Mais revenons à Resnais qui semble pourtant à l'abri de ce type de reproche tant son oeuvre est multiple, tant il a su explorer de nouvelles voies, notamment par son travail avec des scénaristes aussi différents que Duras, Jaoui et Bacri, Robbe-Grillet, Semprun ou encore Gruault. Mais encore, il est passé avec bonheur par des formes cinématographiques très diverses et peu de cinéastes sont capables comme lui de jouer avec le temps. Le problème avec Coeurs, c'est peut être d'être trop proche de ses derniers films. D'être une variation non musicale de On connaît la chanson avec son groupe de personnages à la poursuite désespérée du bonheur et de l'amour. Avec cette neige omniprésente sur Paris et dans les coeurs, image trop proche des fameuses méduses ou des noirs de l'Amour à mort. Avec ces magnifiques décors luisants comme dans les comédies de Lubitsch et comme dans Pas sur la bouche ou Mélo. Avec sa troupe impeccable, Arditi et son air de cocker digne, Dussolier et ses sourires de grand gamin, Azéma, sa coiffure en pétard et ses tenues sexy, Wilson et son énergie physique. Par bonheur, Isabelle Carré et Laura Morante (Ah !) apportent un regain d'intérêt au milieu de prestations séduisantes certes mais pas emballantes car assez prévisibles. Je ne sais pas si c'est parce que je cherche un appartement en ce moment mais celui avec lequel j'ai eu le plus de mal, c'est le personnage de Dussolier, agent immobilier comme dans On connaît la chanson et trop gentil pour être vraiment crédible. Autant sa relation avec sa soeur est intéressante, autant j'aurais aimé, je ne sais pas moi, qu'il ressemble à Pacino dans Glengarry Glen Ross.

medium_Coeurs.jpg

Et puis il y a le fond. Coeurs est sombre et si le très beau plan final du personnage d'Isabelle Carré posant sa tête sur l'épaule de son frère apporte un peu de douceur, j'ai l'impression que ce film est le plus douloureux depuis l'Amour à mort. L'humour de nombreuses scènes n'atténue guère le sentiment de tristesse générale et une noirceur qui contraste pour le coup avec les touches d'espoir concluant les films précédents. Entendons nous, je ne demande pas à Resnais de marcher dans les pas de Gérard Oury, mais il y a un côté systématique dans le dépressif que j'ai trouvé un peu artificiel. Les personnages vont par paires qui n'arrivent pas à être des couples. La mise en scène multiplie donc les cloisons, les rideaux, les effets de profondeur de champ. Il y a un moment ou l'on voit plus l'effet que l'on ne ressent sa signification. Curieusement, les dispositifs encore plus artificiels de Smoking/No smoking, On connaît la Chanson ou Pas sur la bouche ne m'avaient pas gêné outre mesure. Mystère du cinéma. A y bien penser, cette image de la neige omniprésente est bien adaptée à ce que j'ai ressenti sur le moment. Magnifique et délicate construction des flocons dont il ne reste qu'une trace humide quand on les prend au creux de la main.

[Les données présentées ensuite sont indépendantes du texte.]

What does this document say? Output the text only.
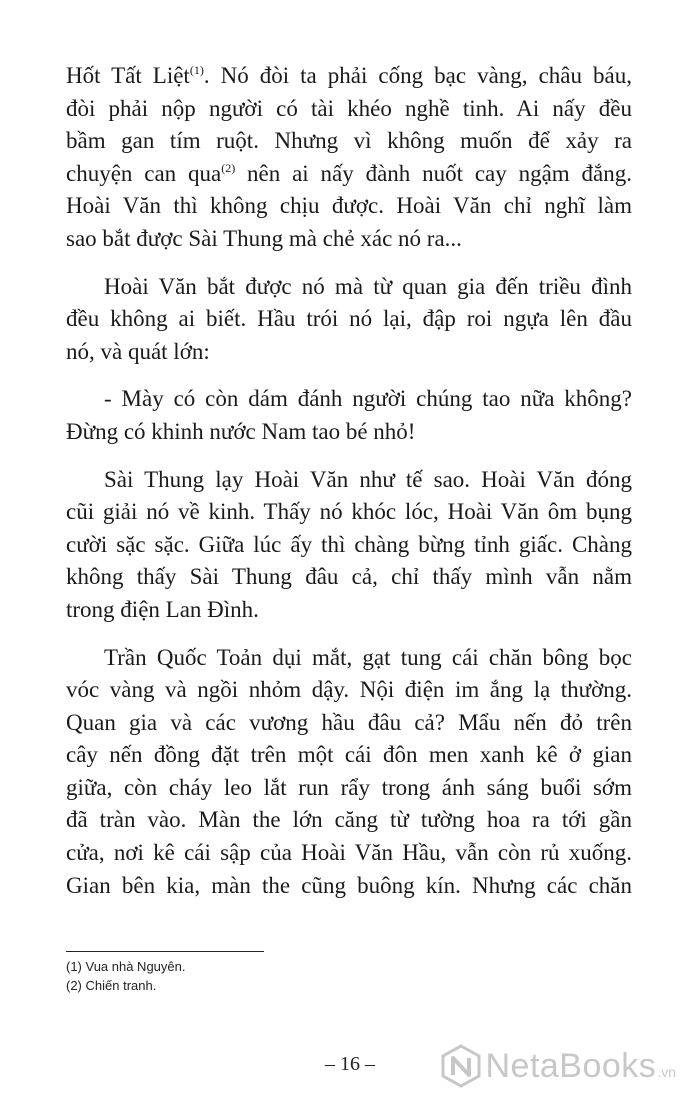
Hốt Tất Liệt$^{(1)}$. Nó đòi ta phải cống bạc vàng, châu báu,
đòi phải nộp người có tài khéo nghề tinh. Ai nấy đều
bầm gan tím ruột. Nhưng vì không muốn để xảy ra
chuyện can qua$^{(2)}$ nên ai nấy đành nuốt cay ngậm đắng.
Hoài Văn thì không chịu được. Hoài Văn chỉ nghĩ làm
sao bắt được Sài Thung mà chẻ xác nó ra...
Hoài Văn bắt được nó mà từ quan gia đến triều đình
đều không ai biết. Hầu trói nó lại, đập roi ngựa lên đầu
nó, và quát lớn:
- Mày có còn dám đánh người chúng tao nữa không?
Đừng có khinh nước Nam tao bé nhỏ!
Sài Thung lạy Hoài Văn như tế sao. Hoài Văn đóng
cũi giải nó về kinh. Thấy nó khóc lóc, Hoài Văn ôm bụng
cười sặc sặc. Giữa lúc ấy thì chàng bừng tỉnh giấc. Chàng
không thấy Sài Thung đâu cả, chỉ thấy mình vẫn nằm
trong điện Lan Đình.
Trần Quốc Toản dụi mắt, gạt tung cái chăn bông bọc
vóc vàng và ngồi nhỏm dậy. Nội điện im ắng lạ thường.
Quan gia và các vương hầu đâu cả? Mẩu nến đỏ trên
cây nến đồng đặt trên một cái đôn men xanh kê ở gian
giữa, còn cháy leo lắt run rẩy trong ánh sáng buổi sớm
đã tràn vào. Màn the lớn căng từ tường hoa ra tới gần
cửa, nơi kê cái sập của Hoài Văn Hầu, vẫn còn rủ xuống.
Gian bên kia, màn the cũng buông kín. Nhưng các chăn
(1) Vua nhà Nguyên.
(2) Chiến tranh.
– 16 –	NetaBooks .vn
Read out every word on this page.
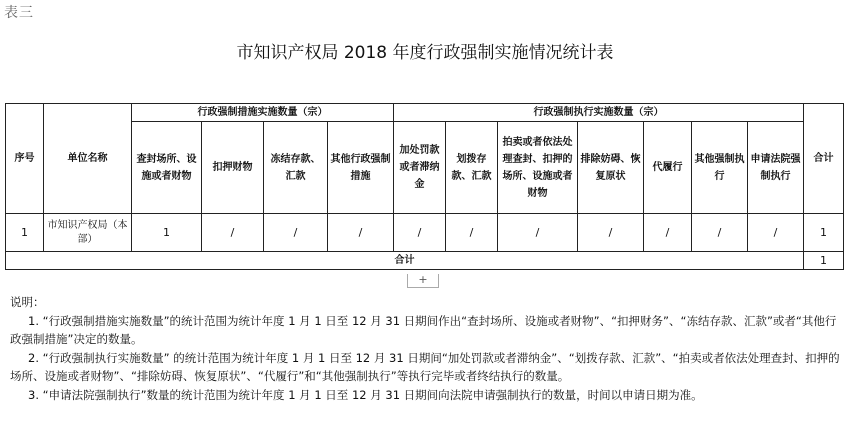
表三
市知识产权局 2018 年度行政强制实施情况统计表
序号	单位名称	行政强制措施实施数量（宗）				行政强制执行实施数量（宗）							合计
		查封场所、设施或者财物	扣押财物	冻结存款、汇款	其他行政强制措施	加处罚款或者滞纳金	划拨存款、汇款	拍卖或者依法处理查封、扣押的场所、设施或者财物	排除妨碍、恢复原状	代履行	其他强制执行	申请法院强制执行	
1	市知识产权局（本部）	1	/	/	/	/	/	/	/	/	/	/	1
合计													1
+

说明：

1. “行政强制措施实施数量”的统计范围为统计年度 1 月 1 日至 12 月 31 日期间作出“查封场所、设施或者财物”、“扣押财务”、“冻结存款、汇款”或者“其他行政强制措施”决定的数量。

2. “行政强制执行实施数量” 的统计范围为统计年度 1 月 1 日至 12 月 31 日期间“加处罚款或者滞纳金”、“划拨存款、汇款”、“拍卖或者依法处理查封、扣押的场所、设施或者财物”、“排除妨碍、恢复原状”、“代履行”和“其他强制执行”等执行完毕或者终结执行的数量。

3. “申请法院强制执行”数量的统计范围为统计年度 1 月 1 日至 12 月 31 日期间向法院申请强制执行的数量，时间以申请日期为准。
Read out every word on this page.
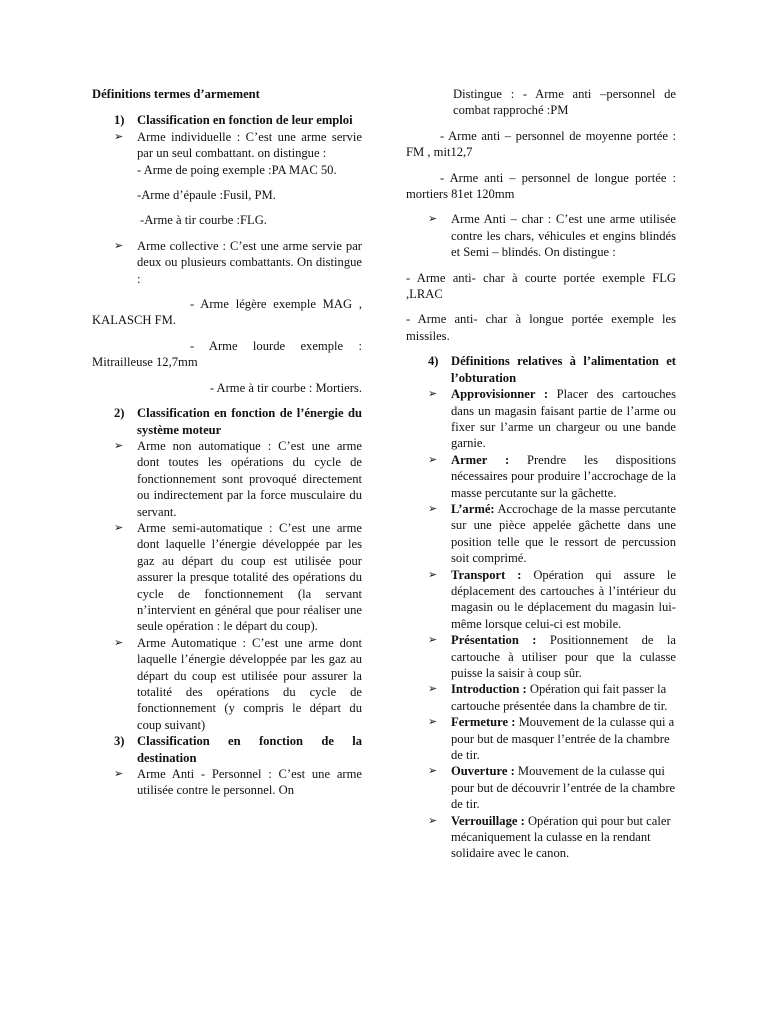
Définitions termes d’armement

1) Classification en fonction de leur emploi
➢ Arme individuelle : C’est une arme servie par un seul combattant. on distingue :

- Arme de poing exemple :PA MAC 50.

-Arme d’épaule :Fusil, PM.

-Arme à tir courbe :FLG.

➢ Arme collective : C’est une arme servie par deux ou plusieurs combattants. On distingue :

- Arme légère exemple MAG , KALASCH FM.

- Arme lourde exemple : Mitrailleuse 12,7mm

- Arme à tir courbe : Mortiers.

2) Classification en fonction de l’énergie du système moteur
➢ Arme non automatique : C’est une arme dont toutes les opérations du cycle de fonctionnement sont provoqué directement ou indirectement par la force musculaire du servant.

➢ Arme semi-automatique : C’est une arme dont laquelle l’énergie développée par les gaz au départ du coup est utilisée pour assurer la presque totalité des opérations du cycle de fonctionnement (la servant n’intervient en général que pour réaliser une seule opération : le départ du coup).

➢ Arme Automatique : C’est une arme dont laquelle l’énergie développée par les gaz au départ du coup est utilisée pour assurer la totalité des opérations du cycle de fonctionnement (y compris le départ du coup suivant)

3) Classification en fonction de la destination
➢ Arme Anti - Personnel : C’est une arme utilisée contre le personnel. On

Distingue : - Arme anti –personnel de combat rapproché :PM

- Arme anti – personnel de moyenne portée : FM , mit12,7

- Arme anti – personnel de longue portée : mortiers 81et 120mm

➢ Arme Anti – char : C’est une arme utilisée contre les chars, véhicules et engins blindés et Semi – blindés. On distingue :

- Arme anti- char à courte portée exemple FLG ,LRAC

- Arme anti- char à longue portée exemple les missiles.

4) Définitions relatives à l’alimentation et l’obturation
➢ Approvisionner : Placer des cartouches dans un magasin faisant partie de l’arme ou fixer sur l’arme un chargeur ou une bande garnie.

➢ Armer : Prendre les dispositions nécessaires pour produire l’accrochage de la masse percutante sur la gâchette.

➢ L’armé: Accrochage de la masse percutante sur une pièce appelée gâchette dans une position telle que le ressort de percussion soit comprimé.

➢ Transport : Opération qui assure le déplacement des cartouches à l’intérieur du magasin ou le déplacement du magasin lui-même lorsque celui-ci est mobile.

➢ Présentation : Positionnement de la cartouche à utiliser pour que la culasse puisse la saisir à coup sûr.

➢ Introduction : Opération qui fait passer la cartouche présentée dans la chambre de tir.

➢ Fermeture : Mouvement de la culasse qui a pour but de masquer l’entrée de la chambre de tir.

➢ Ouverture : Mouvement de la culasse qui pour but de découvrir l’entrée de la chambre de tir.

➢ Verrouillage : Opération qui pour but caler mécaniquement la culasse en la rendant solidaire avec le canon.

Photographie : © Mars Distribution

 

 

Commentaires

Comme tu es passé sur mon blog ces derniers temps, tu dois deviner que je ne suis pas d’accord avec toi. Je comprends tes réticences mais il me semble qu’elles illustrent assez bien le malentendu qui plane autour des derniers films de Resnais. On a voulu en faire un auteur de comédies alors que, selon moi, On connaît la chanson était déjà un film très pessimiste et dépressif. Avec Cœurs, Resnais plonge encore plus loin dans la noirceur et, à mon avis, se renouvelle complètement (à l’inverse de Pas sur la bouche que je considère comme un exercice de style pas désagréable mais plutôt vain). Ce que je trouve beau dans ce film, c’est qu’il ne doit plus rien à personne ni à aucune convention psychologique ou dramatique, qu’il se paye le luxe d’être totalement irréel, intemporel (à l’instar des derniers Kurosawa, De Oliveira ou Imamura) tout en touchant d’une manière incroyablement juste le cœur des angoisses humaines (la mort, l’oubli, la fin des passions, la solitude). Le film est grinçant et noir ; de ce fait peu aimable (malgré les bonnes critiques, on le sent d’ailleurs assez mal-aimé : Cf. l’abondant courrier des lecteurs du Masque et la plume contre le film) mais je ne crois pas avoir déjà senti de manière aussi forte le désarroi contemporain. Le tout dans une forme cinématographique absolument somptueuse (tu n’as pas été ému par ce bras dans la neige, indéniablement le plus beau plan de l’an dernier ?). Je persiste et signe : c’est non seulement le plus beau film de l’an dernier et un des plus beaux de la décennie écoulée !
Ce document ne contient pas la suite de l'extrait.